Paula Rego: a mulher que pintou mulheres

Paula Rego nasceu em Lisboa, a 26 de janeiro de 1935. Perdemo-la hoje, a 8 de junho, 87 anos depois. Condecorada pelo Governo Português e pela Rainha Isabel II de Inglaterra, país onde viveu a maior parte da sua vida, o seu contributo artístico é inestimável e absoluto. Mas Paula é mais do que pintora, e a dor da sua perda estende-se para além do círculo artístico que presidiu em vida: ela é uma de nós, a mulher entre as mulheres, que pintou mulheres, que centrou mulheres, que deu luz e forma aos nossos corpos violentados, contorcidos, escuros, feios e cansados.

Dedicadamente antifascista toda a vida, Paula Rego acompanhou atentamente a construção do Portugal democrático, com expectativas para o que ele representaria para as mulheres e a sua causa de libertação. Em 1998, no rescaldo da derrota do primeiro referendo que procurava despenalizar o aborto em Portugal, Paula pintou uma coleção de oito gravuras, uma série de telas a óleo, intitulada “Aborto.” Quando, anos mais tarde, Kate Kallaway, jornalista do The Guardian, lhe questionou sobre a centralidade das mulheres no seu trabalho, nomeadamente mulheres de aspeto tantas vezes “violentado”, Paula respondeu: “Pinto as mulheres que conheço, pinto o que eu vejo. Faço das mulheres as protagonistas porque eu sou uma mulher. É mais interessante pintar as mulheres como elas são.”

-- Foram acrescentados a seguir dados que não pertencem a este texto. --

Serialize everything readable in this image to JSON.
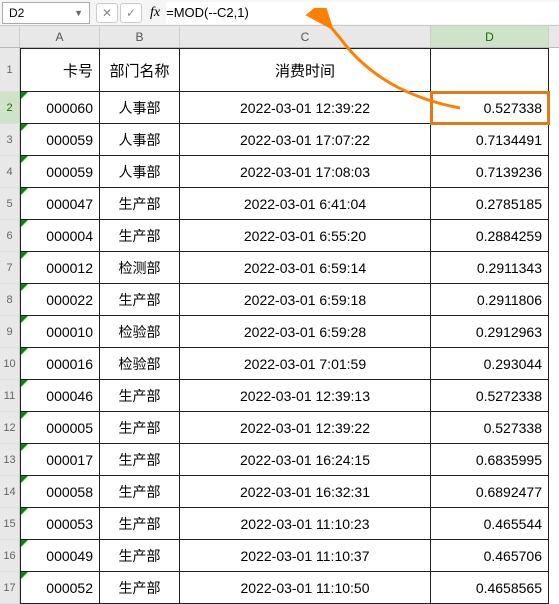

As gravuras de Paula Rego reacenderam a discussão pública sobre o acesso à interrupção voluntária da gravidez, sobre os direitos sexuais e reprodutivos das mulheres e das raparigas e sobre a violência atroz dos abortos clandestinos. Apenas em 2007 teve lugar o segundo referendo, que veio alterar a lei, retirando as mulheres do banco dos réus. A influência pública, cívica, militante e artística de Paula Rego neste processo é incontornável.

As organizações de mulheres, as fileiras de jovens ativistas e as mulheres comuns de todos os dias saúdam a Paula, companheira de luta e de vida, inabalável força de mudança e uma das maiores artistas contemporâneas portuguesas. Perdemo-la hoje, sublinhando o nosso compromisso em revisitá-la frequentemente, à sua obra e ao seu legado político.

8 de junho é, assim, um dia luto e de luta: os direitos das mulheres são direitos humanos, e os direitos humanos incluem os direitos das mulheres a controlarem e decidirem livre e responsavelmente sobre assuntos relacionados com a sua sexualidade, incluindo saúde sexual e reprodutiva, livre de coerção, discriminação e violência. Estes direitos não são optativos.

Exige-se que os compromissos assumidos em direção à educação sexual abrangente, contraceção, aborto seguro e uma sociedade livre de violência masculina contra as mulheres e raparigas sejam acompanhados de investimento e ação.

A Plataforma Portuguesa para os Direitos das Mulheres propôs há dois anos uma educação sexual feminista que desconstrua as relações desiguais de poder e assente em 5 pilares:

  • educação holística para a saúde e direitos sexuais e reprodutivos;
  • foco na prevenção da violência;
  • encorajar o pensamento crítico;
  • promover comportamentos e interações saudáveis e não coercivas;
  • e potenciar o desenvolvimento pessoal e as atitudes saudáveis para consigo própria/o.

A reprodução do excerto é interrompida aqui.